Why did Geertson bring the original suit? The major concern of the parties who sought the injunction is the issue of cross-fertilization. Previously, up to 60% of US alfalfa, grown as animal feed, was exported. Foreign sales of alfalfa declined by as much as half because many countries have ban on the use of GM crops. In many cases, a zone of several miles is required between GM crops and and conventional or organic ones. Geertson claims this doesn't work with alfalfa which has sprouted wildly along roadsides. Another concern is pollinating bees. It is believed that they carry pollen from GM crops to conventional fields which is a problem for organic farmers. These claims were made by >Phil Geertson in an interview with The Oregonian.
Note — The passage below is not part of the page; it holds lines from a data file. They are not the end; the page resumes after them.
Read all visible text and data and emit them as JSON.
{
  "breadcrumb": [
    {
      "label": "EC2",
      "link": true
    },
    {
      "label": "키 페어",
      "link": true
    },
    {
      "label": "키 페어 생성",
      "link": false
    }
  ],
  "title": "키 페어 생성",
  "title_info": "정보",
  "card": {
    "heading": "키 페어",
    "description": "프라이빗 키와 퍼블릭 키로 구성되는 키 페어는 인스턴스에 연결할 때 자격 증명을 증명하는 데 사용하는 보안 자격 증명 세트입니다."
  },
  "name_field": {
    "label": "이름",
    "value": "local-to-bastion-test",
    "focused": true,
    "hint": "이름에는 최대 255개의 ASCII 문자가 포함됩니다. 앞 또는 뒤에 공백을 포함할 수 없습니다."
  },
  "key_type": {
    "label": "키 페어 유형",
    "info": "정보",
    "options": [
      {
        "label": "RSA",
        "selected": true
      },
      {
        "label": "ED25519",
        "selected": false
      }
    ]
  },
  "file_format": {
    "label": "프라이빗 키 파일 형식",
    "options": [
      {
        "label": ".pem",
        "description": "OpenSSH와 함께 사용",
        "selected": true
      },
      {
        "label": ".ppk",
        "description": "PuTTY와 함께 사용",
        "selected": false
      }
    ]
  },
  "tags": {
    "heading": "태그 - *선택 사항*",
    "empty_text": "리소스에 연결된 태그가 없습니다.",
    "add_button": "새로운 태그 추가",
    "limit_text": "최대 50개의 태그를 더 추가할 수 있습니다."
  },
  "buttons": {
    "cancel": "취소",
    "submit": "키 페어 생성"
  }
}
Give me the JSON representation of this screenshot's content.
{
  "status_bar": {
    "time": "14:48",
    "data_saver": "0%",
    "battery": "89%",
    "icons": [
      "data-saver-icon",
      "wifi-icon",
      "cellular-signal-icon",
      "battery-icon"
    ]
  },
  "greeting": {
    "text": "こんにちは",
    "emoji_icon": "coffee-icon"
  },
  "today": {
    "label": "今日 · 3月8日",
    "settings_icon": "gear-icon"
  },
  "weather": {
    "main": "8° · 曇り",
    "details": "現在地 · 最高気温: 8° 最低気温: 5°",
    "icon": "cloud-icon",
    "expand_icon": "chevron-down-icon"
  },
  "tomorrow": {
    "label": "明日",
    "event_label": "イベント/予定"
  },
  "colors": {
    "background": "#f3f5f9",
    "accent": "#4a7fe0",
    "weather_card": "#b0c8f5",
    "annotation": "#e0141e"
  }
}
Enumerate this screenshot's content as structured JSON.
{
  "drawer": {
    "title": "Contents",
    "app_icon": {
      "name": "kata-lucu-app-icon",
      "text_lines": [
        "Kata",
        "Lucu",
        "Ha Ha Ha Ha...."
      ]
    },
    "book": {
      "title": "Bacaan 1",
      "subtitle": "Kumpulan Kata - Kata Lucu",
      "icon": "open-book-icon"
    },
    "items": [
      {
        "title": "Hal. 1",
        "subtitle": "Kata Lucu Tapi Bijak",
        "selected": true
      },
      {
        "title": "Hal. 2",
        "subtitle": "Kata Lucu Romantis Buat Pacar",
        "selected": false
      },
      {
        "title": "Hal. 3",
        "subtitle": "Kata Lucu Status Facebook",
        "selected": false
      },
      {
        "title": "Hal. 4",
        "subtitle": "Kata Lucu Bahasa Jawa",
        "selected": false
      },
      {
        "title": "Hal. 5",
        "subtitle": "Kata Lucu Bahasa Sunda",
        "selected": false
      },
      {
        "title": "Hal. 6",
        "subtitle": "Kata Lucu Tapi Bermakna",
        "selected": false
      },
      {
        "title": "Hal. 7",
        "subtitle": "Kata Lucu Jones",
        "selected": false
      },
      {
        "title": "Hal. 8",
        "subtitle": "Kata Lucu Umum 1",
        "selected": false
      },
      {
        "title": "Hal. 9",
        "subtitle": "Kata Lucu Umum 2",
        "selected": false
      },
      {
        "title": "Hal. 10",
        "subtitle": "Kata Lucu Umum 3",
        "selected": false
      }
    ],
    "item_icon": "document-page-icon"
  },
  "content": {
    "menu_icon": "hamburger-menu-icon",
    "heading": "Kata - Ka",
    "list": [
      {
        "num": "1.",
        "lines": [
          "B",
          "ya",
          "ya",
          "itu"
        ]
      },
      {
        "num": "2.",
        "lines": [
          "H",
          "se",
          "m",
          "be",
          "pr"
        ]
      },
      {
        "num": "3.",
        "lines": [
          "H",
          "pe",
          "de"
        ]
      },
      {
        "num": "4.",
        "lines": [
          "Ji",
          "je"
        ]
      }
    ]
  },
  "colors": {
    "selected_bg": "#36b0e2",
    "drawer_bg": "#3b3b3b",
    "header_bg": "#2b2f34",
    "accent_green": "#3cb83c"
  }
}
Why did Monsanto bring the suit to the Supreme Court? According to their lawyers, they are protecting the rights of farmers to purchase and plant GMO crops. They believe that there should be a scientific likelihood of a plaintiff's claim being upheld in order for that plaintiff to bring an injunction. Several other businesses have filed amicus briefs that say that the Court should make clear once and for all that a court must find likely irreparable harm before issuing an injunction.
from a New York Times article by Gabriel Nelson
Michael Senatore, vice president of conservation law at Defenders of Wildlife, said his organization has not been involved in the issue of modified crops but wanted to weigh in because of the case’s potential impact on environmental litigation.
"It is a NEPA case, and NEPA has fared exceedingly poorly in the Supreme Court — I think it’s 0-for-13," Senatore said. If the organic farmers lose, he added, "we could get another adverse NEPA ruling that could have implications for the work that we do."
How is this case likely to affect US food policy? The issue here is that the case might raise or lower the threshold for bringing legal challenges under the National Environmental Protection Act. The Supreme Court case hinges on Monsanto’s claim that organic farmers did not demonstrate a "likelihood of irreparable harm." Alison Peck, a law professor at West Virginia University, said it is unclear whether the justices will use the Monsanto case to further refine the test for environmental injunctions or delve more deeply into issues distinct to genetically modified crops.
"It is entirely possible that the court will consider the contamination-as-environmental-harm ruling when it determines whether there is a ‘likelihood of irreparable harm,’" Peck said. "Every word in that phrase could be a vehicle for revisiting the scope of the district court’s holding that biotech contamination is within the scope of NEPA."